Munich’s central station and Pasing station reopened several hours later after intelligence from another country, believed to be France, could not be substantiated.
Mr Andrae said so far there had not been any arrests. Those details included names and referred to both Syrian and Iraqi nationals, the chief said. “We don’t know whether these names are right, whether these people exist, and where they are if they do”, Andrae told reporters. “It’s a bit weird though that we have a terrorist warning and people are firing off their fireworks”.
Some 550 police officers were deployed to hunt down the suspects and secure the city, with authorities warning that the threat remains “high”.
A suspected terrorist attack led to the evacuation of two major railway stations in Munich on Thursday.
German officials said Friday they had information indicating the Islamic State group was planning a suicide bomb attack on New Year’s Eve in the southern city of Munich.

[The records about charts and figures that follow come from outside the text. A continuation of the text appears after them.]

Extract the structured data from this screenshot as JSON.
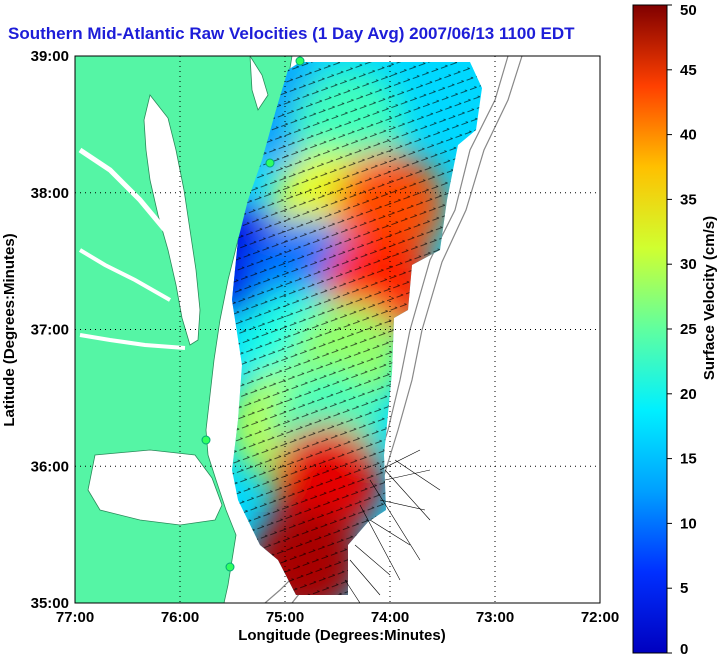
{
  "chart_data": {
    "type": "heatmap",
    "title": "Southern Mid-Atlantic Raw Velocities (1 Day Avg) 2007/06/13 1100 EDT",
    "xlabel": "Longitude (Degrees:Minutes)",
    "ylabel": "Latitude (Degrees:Minutes)",
    "colorbar_label": "Surface Velocity (cm/s)",
    "x_ticks": [
      "77:00",
      "76:00",
      "75:00",
      "74:00",
      "73:00",
      "72:00"
    ],
    "y_ticks": [
      "39:00",
      "38:00",
      "37:00",
      "36:00",
      "35:00"
    ],
    "colorbar_ticks": [
      "50",
      "45",
      "40",
      "35",
      "30",
      "25",
      "20",
      "15",
      "10",
      "5",
      "0"
    ],
    "xlim": [
      -77,
      -72
    ],
    "ylim": [
      35,
      39
    ],
    "clim": [
      0,
      50
    ],
    "grid": true,
    "colors": {
      "land": "#55f5a5",
      "title": "#1d1dd8",
      "grid": "#000000"
    },
    "velocity_field": [
      {
        "lon": -75.0,
        "lat": 38.6,
        "speed": 14
      },
      {
        "lon": -74.4,
        "lat": 38.5,
        "speed": 22
      },
      {
        "lon": -74.6,
        "lat": 37.9,
        "speed": 30
      },
      {
        "lon": -74.0,
        "lat": 37.9,
        "speed": 40
      },
      {
        "lon": -75.4,
        "lat": 37.5,
        "speed": 5
      },
      {
        "lon": -74.8,
        "lat": 37.4,
        "speed": 12
      },
      {
        "lon": -74.1,
        "lat": 37.3,
        "speed": 42
      },
      {
        "lon": -74.9,
        "lat": 36.9,
        "speed": 20
      },
      {
        "lon": -74.4,
        "lat": 36.8,
        "speed": 26
      },
      {
        "lon": -75.0,
        "lat": 36.3,
        "speed": 28
      },
      {
        "lon": -74.6,
        "lat": 36.3,
        "speed": 22
      },
      {
        "lon": -74.6,
        "lat": 35.9,
        "speed": 45
      },
      {
        "lon": -74.8,
        "lat": 35.3,
        "speed": 48
      }
    ]
  }
}
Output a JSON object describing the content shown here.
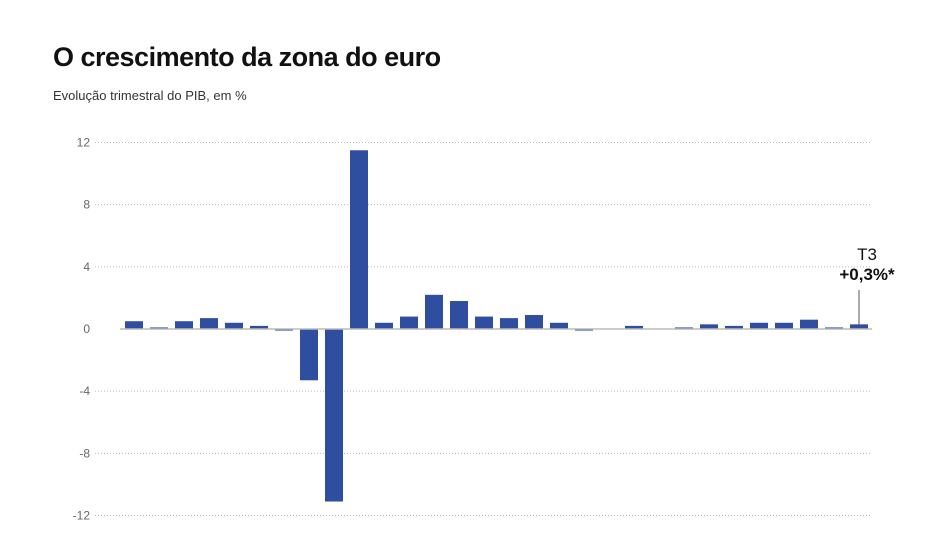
{
  "chart_data": {
    "type": "bar",
    "title": "O crescimento da zona do euro",
    "subtitle": "Evolução trimestral do PIB, em %",
    "ylim": [
      -12,
      12
    ],
    "yticks": [
      12,
      8,
      4,
      0,
      -4,
      -8,
      -12
    ],
    "ytick_labels": [
      "12",
      "8",
      "4",
      "0",
      "-4",
      "-8",
      "-12"
    ],
    "grid": true,
    "color": "#2f4ea0",
    "values": [
      0.5,
      0.1,
      0.5,
      0.7,
      0.4,
      0.2,
      -0.1,
      -3.3,
      -11.1,
      11.5,
      0.4,
      0.8,
      2.2,
      1.8,
      0.8,
      0.7,
      0.9,
      0.4,
      -0.1,
      0.0,
      0.2,
      0.0,
      0.1,
      0.3,
      0.2,
      0.4,
      0.4,
      0.6,
      0.1,
      0.3
    ],
    "annotation": {
      "period": "T3",
      "value": "+0,3%*"
    }
  }
}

Investigators have not been able to find suspects or further clues to shore up the tip. He said they had received personal data for some of the attackers and were still in the process of investigating and verifying the information.
Federal interior minister Thomas de Maizière defended the heightened alert in one of Germany’s largest cities.
Extra precautions had already been put in place across the continent for New Year’s Eve celebrations, less than two months after Islamist militants carried out a series of bloody attacks in and near Paris.
The top security official in Germany’s Bavaria region says there are no longer any “concrete indications” of a terror threat at any specific location.
“In the future, the security authorities will analyse the situation thoroughly and take appropriate measures consistent”.
In Russia, the state-run news agency RIA Novosti said that about 500 people had been evacuated from two train stations in Moscow after the police were told that bombs had been planted.
Cities across Europe have been on edge since the terror attack in Paris in November which killed 130 people.
Various German media outlets, including the regional broadcaster Bayerischer Rundfunk and the state broadcaster ZDF, cited anonymous sources inside the security services as saying the police had received three similar intelligence tipoffs from French intelligence services in recent weeks, and that they had been dismissed as not credible.
“Good morning to those, who spent the night out in #munich!”